Seneye mutlaka şampiyonluk isteriz

Bülent Buda: Final oynuyorsunuz, bir basamak atlayacak, tüm yılın yorgunluğunu unutacak ve mutlu olacaksınız ama olmuyor. Oynadıkları oyunda 3 gol var. 2’si kendi kalelerine biri karşı kaleye. Hepsi Bucasporlulardan. Topla daha çok birliktelik, baskılı oyun yeterli olmuyor. Nedeni final vuruşlarında beceri yok. Sonuç düş kırıklığı. Genç başkana Cihan Aktaş’a üzülüyorum. Bu denli çaba, bu denli harcama karşılığında hüzün, düş kırıklığı. Gözlemlerime göre bu oluşumda köktenci bir değişim, dönüşüm gerek. Onun bedeli de yine para. Kolay gelsin.

Fatih Tanfer: 1928 Bucaspor, grubunun kadro açısından en güçlü takımlarından birisi olmasına rağmen 68 Aksaray’a hem de rakibinin 10 kişi kalmasına karşın basit ve en önemlisi yenilen hatalı goller sonrası lüzumsuz gerginlik en üste çıktı. Hücumda Mustafa Şen, Gökhan ve Mehmet Fuat üçlüsünün yan yana oynayamayacağı bilinmeliydi. Güçleri yoktu. Defans arkası koşular hiç olmadı. Ve yapılan değişiklikler sonrası doğru oyuncular oyuna girince maçın mutlak hakimi oldular. Ama gole ulaşamadılar.
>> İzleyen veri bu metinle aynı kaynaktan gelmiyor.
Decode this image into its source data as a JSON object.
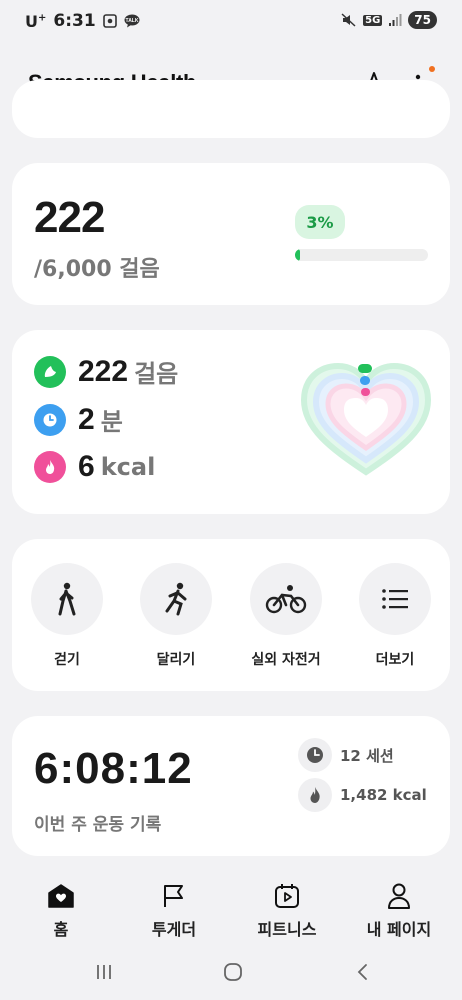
{
  "status_bar": {
    "carrier": "U",
    "carrier_sup": "+",
    "time": "6:31",
    "network": "5G",
    "battery": "75"
  },
  "header": {
    "title": "Samsung Health"
  },
  "steps_card": {
    "steps": "222",
    "goal": "/6,000 걸음",
    "percent_label": "3%",
    "progress_fraction": 0.037
  },
  "activity_card": {
    "steps_value": "222",
    "steps_unit": "걸음",
    "minutes_value": "2",
    "minutes_unit": "분",
    "kcal_value": "6",
    "kcal_unit": "kcal",
    "colors": {
      "steps": "#22c05a",
      "minutes": "#3d9ff0",
      "calories": "#f0509a"
    }
  },
  "workout_card": {
    "items": [
      {
        "label": "걷기",
        "icon": "walking-icon"
      },
      {
        "label": "달리기",
        "icon": "running-icon"
      },
      {
        "label": "실외 자전거",
        "icon": "cycling-icon"
      },
      {
        "label": "더보기",
        "icon": "list-icon"
      }
    ]
  },
  "weekly_card": {
    "time": "6:08:12",
    "label": "이번 주 운동 기록",
    "sessions": "12 세션",
    "calories": "1,482 kcal"
  },
  "bottom_nav": {
    "items": [
      {
        "label": "홈",
        "icon": "home-icon"
      },
      {
        "label": "투게더",
        "icon": "flag-icon"
      },
      {
        "label": "피트니스",
        "icon": "fitness-play-icon"
      },
      {
        "label": "내 페이지",
        "icon": "person-icon"
      }
    ]
  }
}
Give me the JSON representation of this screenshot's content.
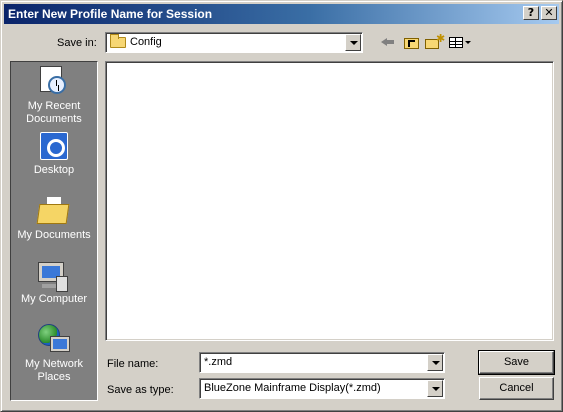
{
  "window": {
    "title": "Enter New Profile Name for Session",
    "help_glyph": "?",
    "close_glyph": "✕"
  },
  "save_in": {
    "label": "Save in:",
    "value": "Config"
  },
  "toolbar": {
    "icons": [
      "back-arrow-icon",
      "up-one-level-icon",
      "create-new-folder-icon",
      "view-menu-icon"
    ]
  },
  "places": [
    {
      "label_line1": "My Recent",
      "label_line2": "Documents",
      "icon": "recent-documents-icon"
    },
    {
      "label_line1": "Desktop",
      "label_line2": "",
      "icon": "desktop-icon"
    },
    {
      "label_line1": "My Documents",
      "label_line2": "",
      "icon": "my-documents-icon"
    },
    {
      "label_line1": "My Computer",
      "label_line2": "",
      "icon": "my-computer-icon"
    },
    {
      "label_line1": "My Network",
      "label_line2": "Places",
      "icon": "network-places-icon"
    }
  ],
  "file_name": {
    "label": "File name:",
    "value": "*.zmd"
  },
  "save_as_type": {
    "label": "Save as type:",
    "value": "BlueZone Mainframe Display(*.zmd)"
  },
  "buttons": {
    "save": "Save",
    "cancel": "Cancel"
  },
  "colors": {
    "title_gradient_start": "#0a246a",
    "title_gradient_end": "#a6caf0",
    "face": "#d4d0c8",
    "places_bar": "#808080"
  }
}
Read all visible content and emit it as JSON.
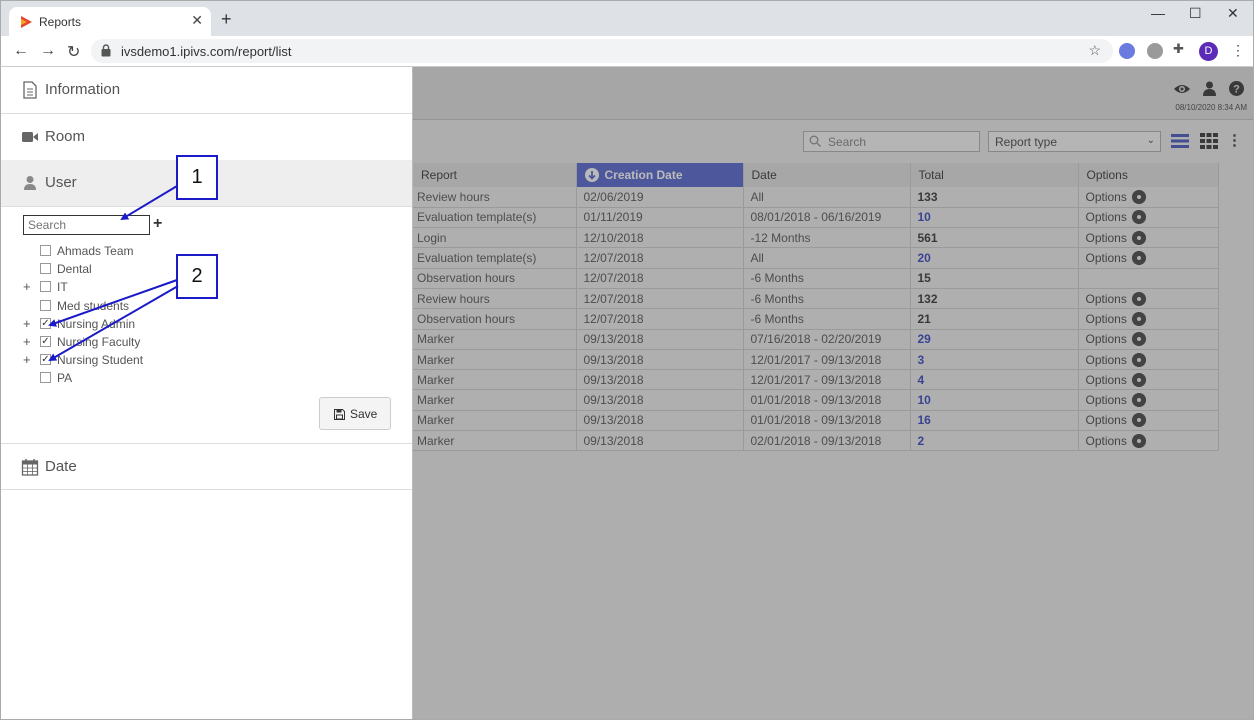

Başkan Cihan Aktaş’ın emekleri ve Buca halkının üst düzeyde oluşan inancına da yazık oldu.

Mehmet Demirtaş: Bir takımı başarıya taşımak yalnızca lig maçlarından azami ölçüde 3 puan almak yeterli olmuyor. Kulübü yönetmek ayrı bir meziyet. Başkan Cihan Aktaş’ın bu camia için yaptığı şeyler, harcadığı zaman, emek ve para, Buca halkına yeni bir soluk getirdi. Ancak Play Off serüveninde şok bir yenilgiyle veda ettiler. Onlar tüm sezon Buca’nın umudu oldular. Beklentimiz onlar için yüksek. Seneye direkt şampiyonluk istiyoruz.